Rui Ma, a technical analyst and creator of Tech Buzz China, said it’s anyone’s guess as to which Chinese company will come out on top in the race to match ChatGPT, though Baidu appears to be first out of the gate.
“I think right now most of the excitement is still at the model level,” said Ma.
Alibaba told Al Jazeera it is internally testing Chat GPT-like bot for use in its apps and cloud services, but it did not provide further details or respond to questions about censorship.
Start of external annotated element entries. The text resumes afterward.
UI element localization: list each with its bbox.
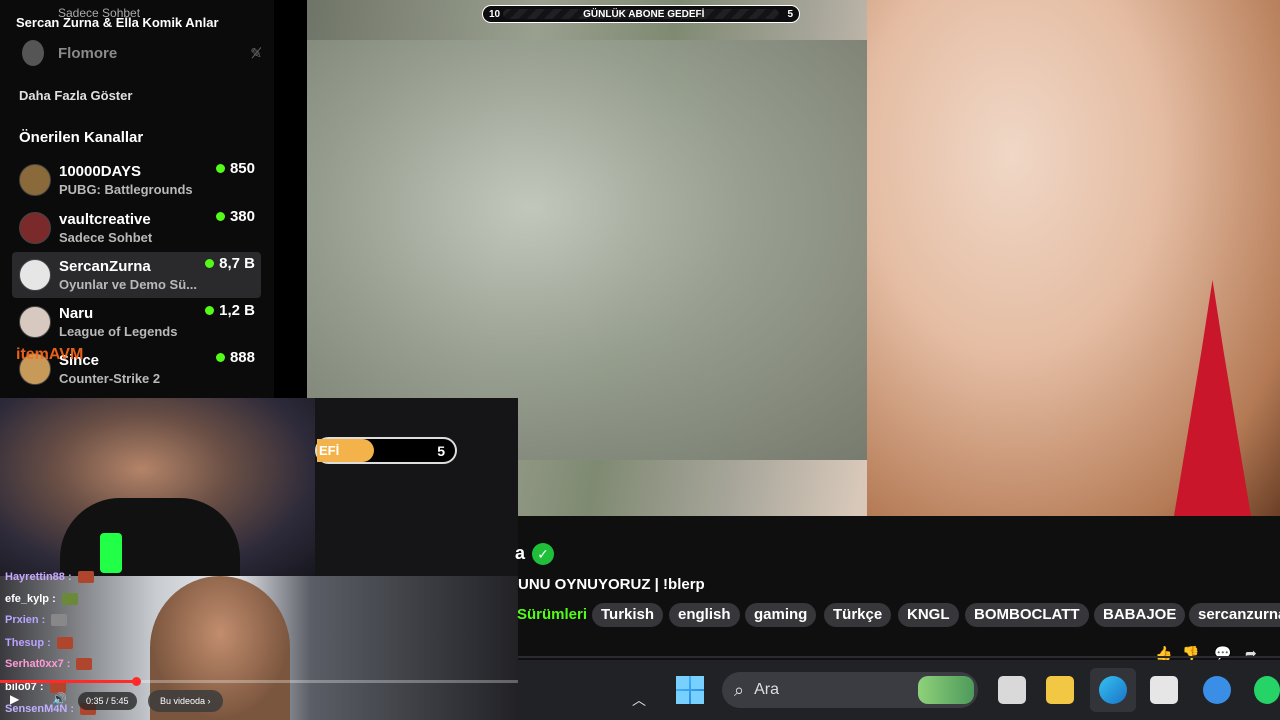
tag-kngl[interactable]: KNGL [898, 603, 959, 627]
in-this-video-button[interactable]: Bu videoda › [148, 690, 223, 712]
sidebar-channel-10000days[interactable]: 10000DAYS PUBG: Battlegrounds 850 [12, 157, 261, 203]
viewer-count: 1,2 B [205, 302, 255, 319]
chat-username: Hayrettin88 : [5, 571, 72, 583]
channel-category: League of Legends [59, 323, 178, 339]
viewer-count: 380 [215, 208, 255, 225]
tag-turkish[interactable]: Turkish [592, 603, 664, 627]
tag-babajoe[interactable]: BABAJOE [1094, 603, 1186, 627]
task-view-icon[interactable] [998, 676, 1026, 704]
video-progress-fill [0, 680, 137, 683]
chat-username: Thesup : [5, 637, 51, 649]
stream-category-link[interactable]: Sürümleri [517, 606, 587, 623]
goal-left-value: 10 [489, 8, 501, 20]
chat-message: Prxien : [5, 614, 68, 626]
video-time: 0:35 / 5:45 [78, 692, 137, 710]
avatar [22, 40, 44, 66]
chat-message: Thesup : [5, 637, 73, 649]
avatar [19, 306, 51, 338]
sidebar-channel-sercanzurna[interactable]: SercanZurna Oyunlar ve Demo Sü... 8,7 B [12, 252, 261, 298]
tag-bomboclatt[interactable]: BOMBOCLATT [965, 603, 1089, 627]
live-dot-icon [215, 353, 225, 362]
store-icon[interactable] [1150, 676, 1178, 704]
chat-message: Serhat0xx7 : [5, 658, 93, 670]
channel-category: Oyunlar ve Demo Sü... [59, 276, 197, 292]
offline-icon: ✎̸ [250, 44, 262, 61]
channel-category: Counter-Strike 2 [59, 370, 161, 386]
sub-goal-fill: EFİ [317, 439, 374, 462]
emote-icon [51, 614, 68, 626]
live-dot-icon [205, 306, 215, 315]
avatar [19, 212, 51, 244]
chat-message: efe_kylp : [5, 593, 78, 605]
viewer-count: 888 [215, 349, 255, 366]
sidebar-channel-naru[interactable]: Naru League of Legends 1,2 B [12, 299, 261, 345]
daily-sub-goal-bar: 10 GÜNLÜK ABONE GEDEFİ 5 [482, 5, 800, 23]
search-icon: ⌕ [734, 679, 745, 700]
goal-label: GÜNLÜK ABONE GEDEFİ [583, 8, 705, 20]
verified-badge-icon: ✓ [532, 543, 554, 565]
avatar [19, 259, 51, 291]
show-more-link[interactable]: Daha Fazla Göster [19, 88, 132, 103]
live-dot-icon [215, 164, 225, 173]
stream-title: UNU OYNUYORUZ | !blerp [518, 576, 705, 593]
tag-sercanzurna[interactable]: sercanzurna [1189, 603, 1280, 627]
chat-username: efe_kylp : [5, 593, 56, 605]
viewer-count: 850 [215, 160, 255, 177]
search-placeholder: Ara [754, 681, 779, 698]
green-lamp [100, 533, 122, 573]
tag-turkce[interactable]: Türkçe [824, 603, 892, 627]
chevron-up-icon[interactable]: ︿ [632, 690, 646, 710]
recommended-channels-title: Önerilen Kanallar [19, 129, 144, 146]
chat-message: Hayrettin88 : [5, 571, 94, 583]
streamer-facecam [0, 398, 315, 576]
avatar [19, 164, 51, 196]
edge-browser-icon[interactable] [1099, 676, 1127, 704]
streamer-name[interactable]: a [515, 543, 525, 564]
sidebar-top-item-title[interactable]: Sercan Zurna & Ella Komik Anlar [16, 15, 219, 30]
viewer-count: 8,7 B [205, 255, 255, 272]
video-progress-handle[interactable] [132, 677, 141, 686]
play-icon[interactable]: ▶ [10, 692, 19, 706]
tag-english[interactable]: english [669, 603, 740, 627]
emote-icon [77, 571, 94, 583]
emote-icon [56, 637, 73, 649]
whatsapp-icon[interactable] [1254, 676, 1280, 704]
search-highlight-image [918, 676, 974, 704]
video-river-background [307, 40, 867, 460]
emote-icon [76, 658, 93, 670]
sub-goal-right-value: 5 [437, 442, 445, 459]
live-dot-icon [215, 212, 225, 221]
chat-username: Prxien : [5, 614, 46, 626]
emote-icon [61, 593, 78, 605]
sub-goal-bar: EFİ 5 [315, 437, 457, 464]
overlay-brand-logo: itemAVM [16, 346, 84, 363]
windows-start-icon[interactable] [676, 676, 704, 704]
goal-right-value: 5 [787, 8, 793, 20]
channel-category: Sadece Sohbet [59, 229, 153, 245]
sidebar-item-flomore[interactable]: Flomore ✎̸ [22, 40, 262, 66]
channel-category: PUBG: Battlegrounds [59, 181, 193, 197]
volume-icon[interactable]: 🔊 [52, 692, 67, 706]
chat-username: Serhat0xx7 : [5, 658, 71, 670]
app-icon[interactable] [1203, 676, 1231, 704]
tag-gaming[interactable]: gaming [745, 603, 817, 627]
live-dot-icon [205, 259, 215, 268]
file-explorer-icon[interactable] [1046, 676, 1074, 704]
sidebar-channel-vaultcreative[interactable]: vaultcreative Sadece Sohbet 380 [12, 205, 261, 251]
channel-name: Flomore [58, 44, 118, 62]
JD.com referred Al Jazeera to a statement released last week about its plans to roll out its industrial chatbot ChatJD for use on its retail and financial website, based on 10 years of data from its various platforms.
Baidu, Tencent and Huawei did not respond to requests for comment.
Aside from Beijing’s scrutiny, Chinese tech companies also face hurdles from overseas in the form of export controls.
In August, U.S. President Joe Biden signed the CHIPS and Sciences Act, which requires technology companies receiving government subsidies to source advanced chip production from China.
While Chinese tech companies have strategic stockpiles of chips, Washington’s attempt to hinder the industry poses a long-term threat, said the EIU’s Lee.
“The US specifically banned the export of these highly advanced AI chips that would be used in model training, or even just employment, so all of these factors put Chinese AI developers at a disadvantage in many ways,” he said.
“Many Chinese companies and research institutes have indeed stockpiled some chips that could be used for this type of application, but if you look at the scale of chips that ChatGPT needs, the chances are very high that the chips will run out at some point. point,” he added.